The best way to avoid weak key, birthday (discussed later), and mathematical attacks is to use 128-bit encryption. Both 40-bit and 56-bit encryption have already been broken—40-bit in less than four hours. Keep in mind that export laws prohibit strong encryption from being exported, resulting in many vulnerable servers.

Password Guessing

Allowing users to choose their own passwords produces an unsecure environment because users typically choose passwords that are easy-to-remember words. On the other end of the spectrum, if the passwords are too difficult to remember, users will write them down and post them on monitors, keyboards, and any number of easy-to-find places. Secure passwords should consist of uppercase and lowercase letters, numbers, and special characters. The two basic types of attacks on passwords are brute-force and dictionary attacks. Passwords can also be guessed by shoulder surfing, which is looking over a person's shoulder and watching as she types.

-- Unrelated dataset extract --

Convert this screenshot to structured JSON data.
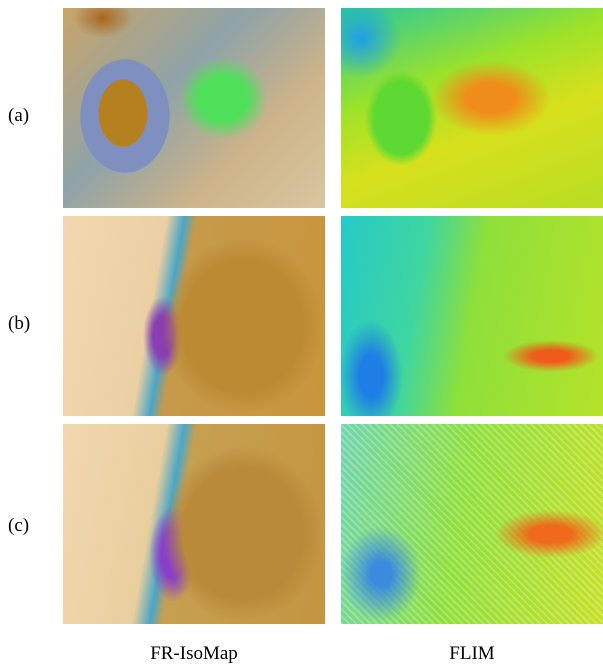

When allowing users to choose their own passwords, you might to have them combine the first letters and dates of important events. An example would be "My daughter Diane was born on Jan 1, 1976." The password would be MdDwbJ11976.

Brute Force

Brute force is a term used to describe a way of cracking a cryptographic key or password. It involves systematically trying every conceivable combination until a password is found, or until all possible combinations have been exhausted. The more complex the password is, the longer it takes to crack. Many programs exist that try to guess passwords or decipher password files.


We tend to choose passwords that have special meaning to us or relate to our everyday lives. This makes them easy to crack because they are usually found in the dictionary. A dictionary attack is the first step of a brute-force attack. This type of attack checks through known words in a dictionary data file trying to match the password.


Birthday attacks are a type of brute-force technique that uses hash functions. It gets its name from the probability that two or more people in a group of 23 sharing the same birthday is greater than 50%.

Some of the more popular password guessing programs include:

  • Crack—A password-cracking program designed to quickly locate insecurities in Unix (or other) password files by scanning the contents of a password file.

  • John the Ripper—A password cracker currently available for Unix, DOS, and Windows NT/95. It has its own modules for different ciphertext formats and architectures.

  • L0phtCrack—A Windows and Unix password-auditing tool that produces user passwords from the cryptographic hashes that are stored by the operating system.

The following are measures you can use to help reduce the use of brute-force password-guessing tools:

  • Make the password length at least eight characters and require the use of uppercase and lowercase letters, numbers, and special characters.

  • Lock user accounts out after three to five failed logon attempts. This stops programs from deciphering the passwords on locked accounts.

  • Monitor the network for the use of questionable tools. If password files can be captured, they can be run though password-guessing programs on another machine.


Passwords should be at least eight characters in length and possess a combination of uppercase and lowercase letters, numbers, and special characters.

Software Exploitation

Software exploitation takes advantage of a program's flawed code. One of the most used flaws is the buffer overflow. When more data is sent to a buffer than it is able to handle, it doesn't know how to react to the extra data. Usually this crashes the system and leaves it in a state where arbitrary code can be executed or an intruder can function as an administrator.

In the case of buffer overflow, good quality assurance and secure programming practices would definitively thwart this type of attack. The most effective way to prevent an attacker from exploiting software bugs is to keep the manufacturer's latest patches and service packs applied as well as monitor the Web for newly discovered vulnerabilities.